Right now, as I wile away the hours on long, solitary walks through Providence, reminiscing about the times when I could instead wile away the hours savoring a latte in a cafe or staring at Pissarro’s painting of cows in a field at the RISD Museum, music contains a particularly potent elixir of emotions. Notes of nostalgia and longing, euphoria that illuminates the mundane bits of life in isolation, little soaring bursts of freedom that replace the kind I used to get from looking out the window of an airplane or closing my eyes in the middle of a wild, beating party. I try my best not to abuse that last feeling or dwell on the first, but rather to lean into the sounds that make me feel content with this limited form of life.

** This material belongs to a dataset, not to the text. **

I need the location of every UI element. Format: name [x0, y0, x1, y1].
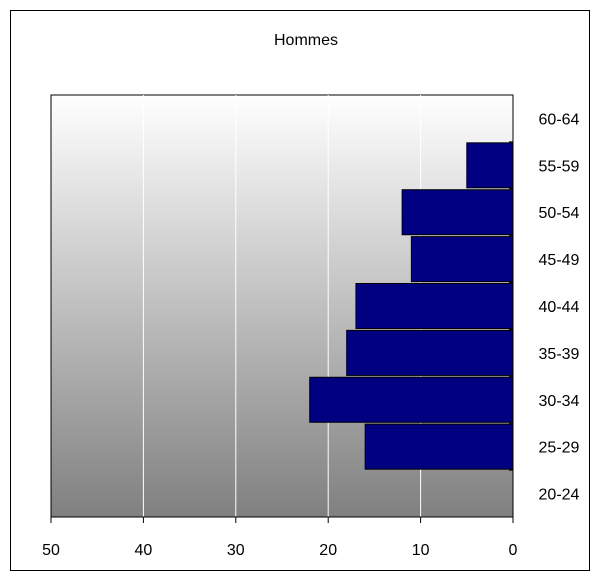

Although I haven’t mastered the mixing of color myself—when I mix each song’s pure, vibrant color with the others, it still sometimes ends up a muddled brown mess—I am trying my hardest not to get “trapped in any one bead” of the many-colored necklace of life. All of my moods lately have had at least a little blue mixed in, but they’ve also been yellow and green and red and purple and rainbow. And that’s the beauty of it—colors are not discrete or static, but can flow and mix and transform just like emotions can. Maggie Nelson concludes that whether pharmakon means poison or cure is a matter of translation. And so, when the urge to hide from my loneliness behind the music strikes, I remember that I can choose to make it medicine and let its vivid hues paint me a picture of tomorrow.